Monday, July 5, 2010

South-South trade risks reinforcing Africa's commodity dependence

This is Africa By Peter Guest | Published: 18 June, 2010



The United Nations Conference on Trade and Development has warned that trade flows between Africa and industrialising players in the “Global South” are currently reinforcing the longstanding trend that sees Africa export unprocessed commodities and import manufactured goods.

In its annual 2010 Economic Development in Africa Report, UNCTAD says that this trend needs to be reversed while the South-South relationship remains in its early stages. Companies and sovereign investors from China, India and Brazil are all investing heavily into Africa across a variety of sectors, but minerals, hydrocarbons and agricultural products continue to attract the most interest. These relationships need to be managed in order that they result in economic diversification in African countries, the report recommends.

Africa’s total merchandise trade with non-African developing countries rose from $97bn in 2004 to $283bn in 2008, the report says. For the first time, trade with this group of countries outstripped trade with the European Union. The number of greenfield foreign investment projects by investors from non-African developing countries was 184 in 2008, compared to 52 in 2004.

Chinese total merchandise trade with Africa increased from $25bn in 2004 to $93bn in 2008, according to the report. Over the same period, the continent’s trade with India increased from $9bn to $31bn and with Brazil from $8bm to $23bn.Aside from the BRIC countries – Brazil, Russia, India and China – relationships between other emerging nations, including South Korea and Turkey, and Africa, look likely to take on greater prominence.

While trade is taking on traditional patterns, foreign direct investment from the rest of the developing world into Africa is, to some extent, having a more positive effect on diversification, according to the report’s author, Charles Gore.

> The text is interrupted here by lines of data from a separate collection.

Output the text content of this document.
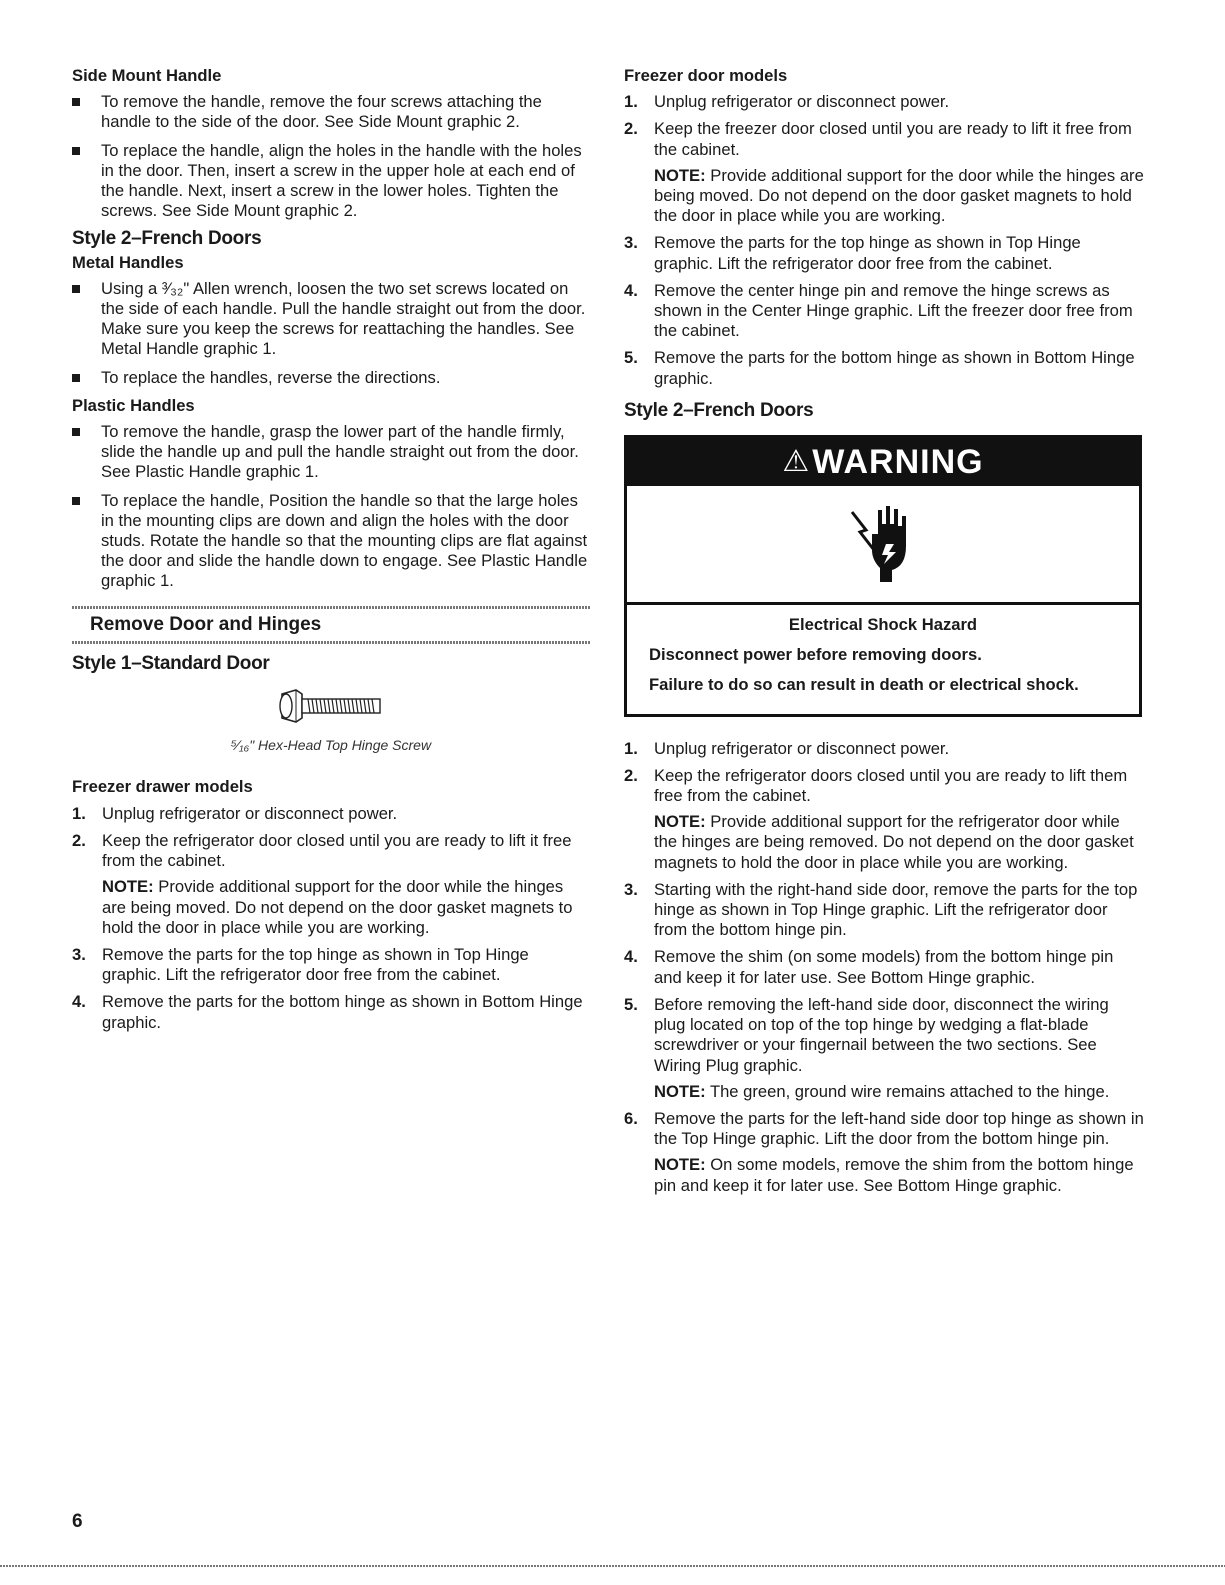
Side Mount Handle
To remove the handle, remove the four screws attaching the handle to the side of the door. See Side Mount graphic 2.
To replace the handle, align the holes in the handle with the holes in the door. Then, insert a screw in the upper hole at each end of the handle. Next, insert a screw in the lower holes. Tighten the screws. See Side Mount graphic 2.
Style 2–French Doors
Metal Handles
Using a ³⁄₃₂" Allen wrench, loosen the two set screws located on the side of each handle. Pull the handle straight out from the door. Make sure you keep the screws for reattaching the handles. See Metal Handle graphic 1.
To replace the handles, reverse the directions.
Plastic Handles
To remove the handle, grasp the lower part of the handle firmly, slide the handle up and pull the handle straight out from the door. See Plastic Handle graphic 1.
To replace the handle, Position the handle so that the large holes in the mounting clips are down and align the holes with the door studs. Rotate the handle so that the mounting clips are flat against the door and slide the handle down to engage. See Plastic Handle graphic 1.
Remove Door and Hinges
Style 1–Standard Door
⁵⁄₁₆" Hex-Head Top Hinge Screw
Freezer drawer models
1. Unplug refrigerator or disconnect power.
2. Keep the refrigerator door closed until you are ready to lift it free from the cabinet.
NOTE: Provide additional support for the door while the hinges are being moved. Do not depend on the door gasket magnets to hold the door in place while you are working.
3. Remove the parts for the top hinge as shown in Top Hinge graphic. Lift the refrigerator door free from the cabinet.
4. Remove the parts for the bottom hinge as shown in Bottom Hinge graphic.
Freezer door models
1. Unplug refrigerator or disconnect power.
2. Keep the freezer door closed until you are ready to lift it free from the cabinet.
NOTE: Provide additional support for the door while the hinges are being moved. Do not depend on the door gasket magnets to hold the door in place while you are working.
3. Remove the parts for the top hinge as shown in Top Hinge graphic. Lift the refrigerator door free from the cabinet.
4. Remove the center hinge pin and remove the hinge screws as shown in the Center Hinge graphic. Lift the freezer door free from the cabinet.
5. Remove the parts for the bottom hinge as shown in Bottom Hinge graphic.
Style 2–French Doors
⚠WARNING
Electrical Shock Hazard

Disconnect power before removing doors.

Failure to do so can result in death or electrical shock.

1. Unplug refrigerator or disconnect power.
2. Keep the refrigerator doors closed until you are ready to lift them free from the cabinet.
NOTE: Provide additional support for the refrigerator door while the hinges are being removed. Do not depend on the door gasket magnets to hold the door in place while you are working.
3. Starting with the right-hand side door, remove the parts for the top hinge as shown in Top Hinge graphic. Lift the refrigerator door from the bottom hinge pin.
4. Remove the shim (on some models) from the bottom hinge pin and keep it for later use. See Bottom Hinge graphic.
5. Before removing the left-hand side door, disconnect the wiring plug located on top of the top hinge by wedging a flat-blade screwdriver or your fingernail between the two sections. See Wiring Plug graphic.
NOTE: The green, ground wire remains attached to the hinge.
6. Remove the parts for the left-hand side door top hinge as shown in the Top Hinge graphic. Lift the door from the bottom hinge pin.
NOTE: On some models, remove the shim from the bottom hinge pin and keep it for later use. See Bottom Hinge graphic.
6
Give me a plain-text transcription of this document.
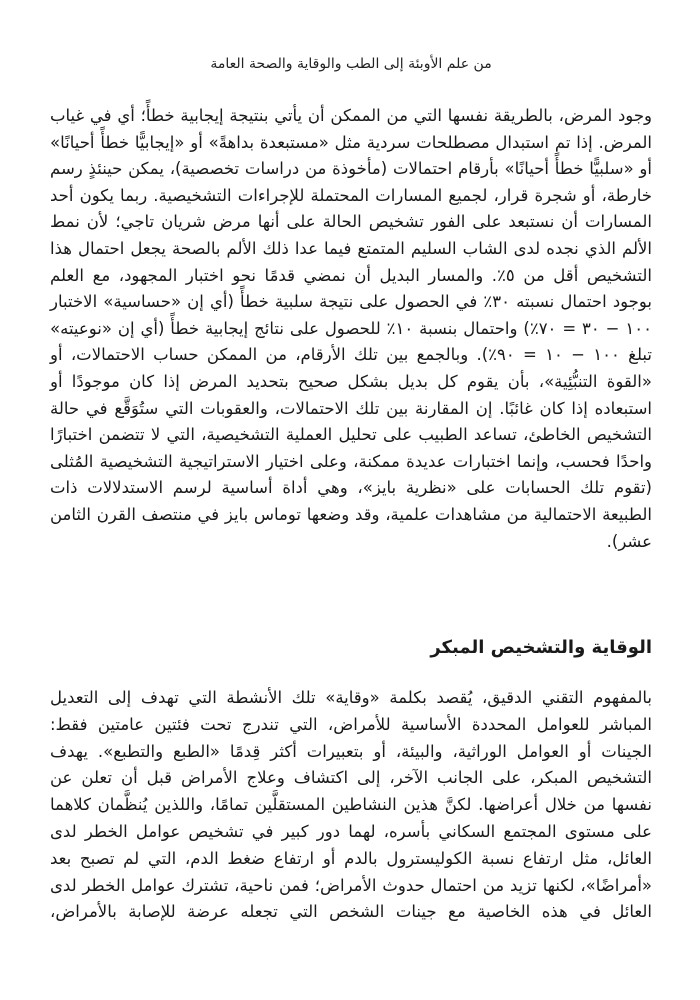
من علم الأوبئة إلى الطب والوقاية والصحة العامة

وجود المرض، بالطريقة نفسها التي من الممكن أن يأتي بنتيجة إيجابية خطأً؛ أي في غياب المرض. إذا تم استبدال مصطلحات سردية مثل «مستبعدة بداهةً» أو «إيجابيًّا خطأً أحيانًا» أو «سلبيًّا خطأً أحيانًا» بأرقام احتمالات (مأخوذة من دراسات تخصصية)، يمكن حينئذٍ رسم خارطة، أو شجرة قرار، لجميع المسارات المحتملة للإجراءات التشخيصية. ربما يكون أحد المسارات أن نستبعد على الفور تشخيص الحالة على أنها مرض شريان تاجي؛ لأن نمط الألم الذي نجده لدى الشاب السليم المتمتع فيما عدا ذلك الألم بالصحة يجعل احتمال هذا التشخيص أقل من ٥٪. والمسار البديل أن نمضي قدمًا نحو اختبار المجهود، مع العلم بوجود احتمال نسبته ٣٠٪ في الحصول على نتيجة سلبية خطأً (أي إن «حساسية» الاختبار ١٠٠ − ٣٠ = ٧٠٪) واحتمال بنسبة ١٠٪ للحصول على نتائج إيجابية خطأً (أي إن «نوعيته» تبلغ ١٠٠ − ١٠ = ٩٠٪). وبالجمع بين تلك الأرقام، من الممكن حساب الاحتمالات، أو «القوة التنبُّئِية»، بأن يقوم كل بديل بشكل صحيح بتحديد المرض إذا كان موجودًا أو استبعاده إذا كان غائبًا. إن المقارنة بين تلك الاحتمالات، والعقوبات التي ستُوَقَّع في حالة التشخيص الخاطئ، تساعد الطبيب على تحليل العملية التشخيصية، التي لا تتضمن اختبارًا واحدًا فحسب، وإنما اختبارات عديدة ممكنة، وعلى اختيار الاستراتيجية التشخيصية المُثلى (تقوم تلك الحسابات على «نظرية بايز»، وهي أداة أساسية لرسم الاستدلالات ذات الطبيعة الاحتمالية من مشاهدات علمية، وقد وضعها توماس بايز في منتصف القرن الثامن عشر).

الوقاية والتشخيص المبكر

بالمفهوم التقني الدقيق، يُقصد بكلمة «وقاية» تلك الأنشطة التي تهدف إلى التعديل المباشر للعوامل المحددة الأساسية للأمراض، التي تندرج تحت فئتين عامتين فقط: الجينات أو العوامل الوراثية، والبيئة، أو بتعبيرات أكثر قِدمًا «الطبع والتطبع». يهدف التشخيص المبكر، على الجانب الآخر، إلى اكتشاف وعلاج الأمراض قبل أن تعلن عن نفسها من خلال أعراضها. لكنَّ هذين النشاطين المستقلَّين تمامًا، واللذين يُنظَّمان كلاهما على مستوى المجتمع السكاني بأسره، لهما دور كبير في تشخيص عوامل الخطر لدى العائل، مثل ارتفاع نسبة الكوليسترول بالدم أو ارتفاع ضغط الدم، التي لم تصبح بعد «أمراضًا»، لكنها تزيد من احتمال حدوث الأمراض؛ فمن ناحية، تشترك عوامل الخطر لدى العائل في هذه الخاصية مع جينات الشخص التي تجعله عرضة للإصابة بالأمراض،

“What you see from the trade flows is that that is reinforcing commodity dependence. What you see from the FDI is a more mixed picture. Some of it is going into extractive industries, but a lot of the new Chinese investment, small and medium enterprises, is actually market-seeking,” Mr Gore says. “That’s tended to have a pattern where they first go in as traders but then they start producing there locally, and now they’re starting to cluster to get the benefits of being located closer to each other.”

Official finance is also following new patterns. The majority of developing world official development assistance is directed to infrastructure, with some, notably that of Brazil, also being used for technology transfer.

China is also becoming the most significant bilateral source of support to African infrastructure and production, rising from $470m in 2001 to $4.5bn in 2007. With a slowdown in growth in the developed world prompting concerns of reductions in Western ODA, these relationships are likely to increase in importance.

The report recommends that African governments play a more active role in managing the support and investment that they are receiving from the Global South. This means that their focus should not be on simply attracting FDI from other developing countries, but on directing investment into sectors which will promote development. “What we emphasise is developmental leadership. I think the approach of the new Southern partners is encouraging this more developmental approach to governance.”